The data also shows that FTSE 100 CEOs’ annual bonuses jumped to £1.4m compared with £828,000 in 2020. Nine in 10 of the bosses received a bonus.
In total, the FTSE 100 firms spent more than £720m on pay awarded to 224 top executives. The figures are based on pay disclosures made in annual reports, for companies’ financial years ending in 2021, the most recent available.
Luke Hildyard, director of the High Pay Centre, said: “Very high executive pay is a big part of the cost of living problem. If large employers are paying millions more to already very wealthy executives, that makes it harder to fund pay increases for low and middle income workers.
“If incomes in the UK were shared more evenly, that would significantly raise the living standards of the people hit hardest by the current economic crisis, while those at the top probably wouldn’t notice much difference to their lifestyles.”

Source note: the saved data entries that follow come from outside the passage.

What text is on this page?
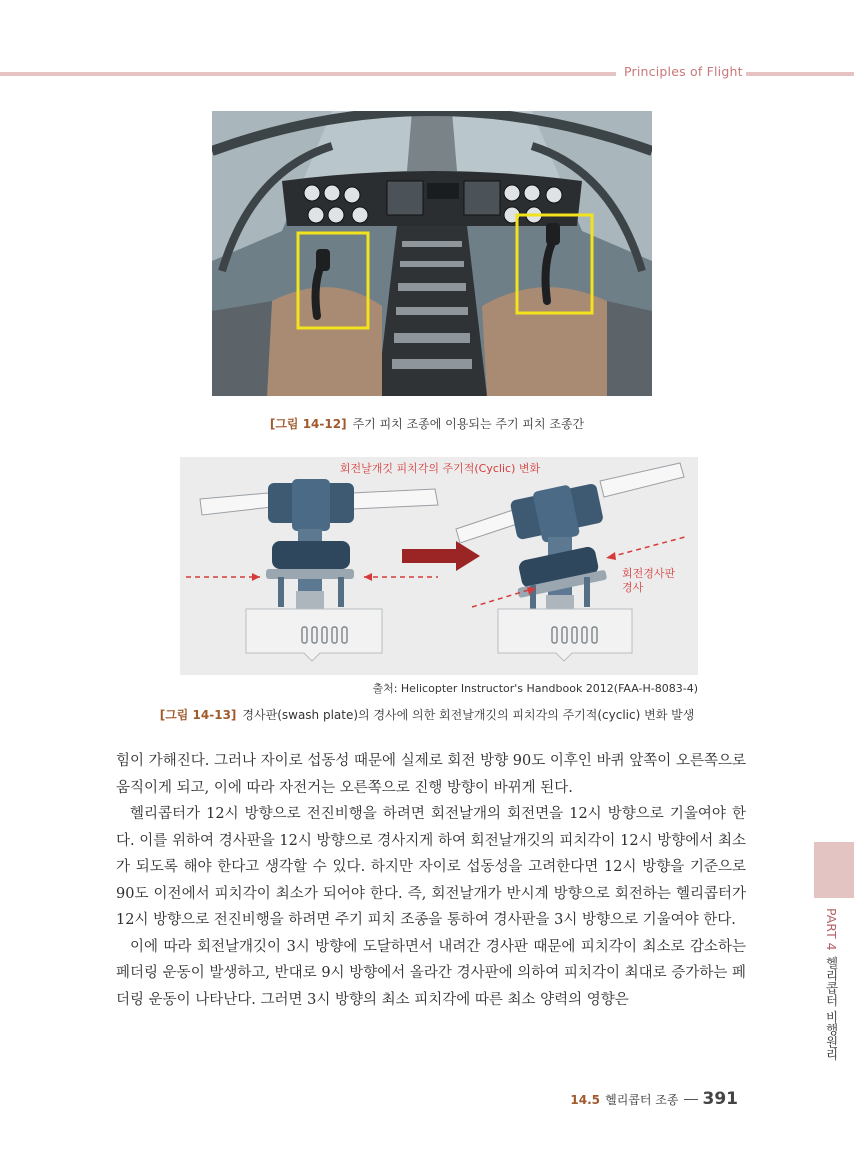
Principles of Flight
[그림 14-12] 주기 피치 조종에 이용되는 주기 피치 조종간
회전날개깃 피치각의 주기적(Cyclic) 변화
회전경사판
경사
출처: Helicopter Instructor's Handbook 2012(FAA-H-8083-4)
[그림 14-13] 경사판(swash plate)의 경사에 의한 회전날개깃의 피치각의 주기적(cyclic) 변화 발생

힘이 가해진다. 그러나 자이로 섭동성 때문에 실제로 회전 방향 90도 이후인 바퀴 앞쪽이 오른쪽으로 움직이게 되고, 이에 따라 자전거는 오른쪽으로 진행 방향이 바뀌게 된다.

헬리콥터가 12시 방향으로 전진비행을 하려면 회전날개의 회전면을 12시 방향으로 기울여야 한다. 이를 위하여 경사판을 12시 방향으로 경사지게 하여 회전날개깃의 피치각이 12시 방향에서 최소가 되도록 해야 한다고 생각할 수 있다. 하지만 자이로 섭동성을 고려한다면 12시 방향을 기준으로 90도 이전에서 피치각이 최소가 되어야 한다. 즉, 회전날개가 반시계 방향으로 회전하는 헬리콥터가 12시 방향으로 전진비행을 하려면 주기 피치 조종을 통하여 경사판을 3시 방향으로 기울여야 한다.

이에 따라 회전날개깃이 3시 방향에 도달하면서 내려간 경사판 때문에 피치각이 최소로 감소하는 페더링 운동이 발생하고, 반대로 9시 방향에서 올라간 경사판에 의하여 피치각이 최대로 증가하는 페더링 운동이 나타난다. 그러면 3시 방향의 최소 피치각에 따른 최소 양력의 영향은

PART 4헬리콥터 비행원리
14.5 헬리콥터 조종 391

The highest paid FTSE 100 CEO, according to the research, was Sebastien De Montessus of Endeavour, which operates goldmines in Côte d’Ivoire, Burkina Faso and Senegal. He was paid £16.9m.
The second-highest paid boss was Pascal Soriot of AstraZeneca, who was paid £13.9m.
The TUC and the High Pay Centre are calling for reforms to regulations affecting corporate pay-setting processes, including:
Requirements for companies to include a minimum of two elected workforce representatives on the remuneration committees that set pay
Guaranteed trade union access to workplaces to tell workers about the benefits of union membership and collective bargaining.
Requirements for companies to provide more detailed disclosure of pay for top earners beyond the executives, and low earners including indirectly employed workers, enabling more informed pay negotiations at individual companies and a clearer debate about pay inequality more generally.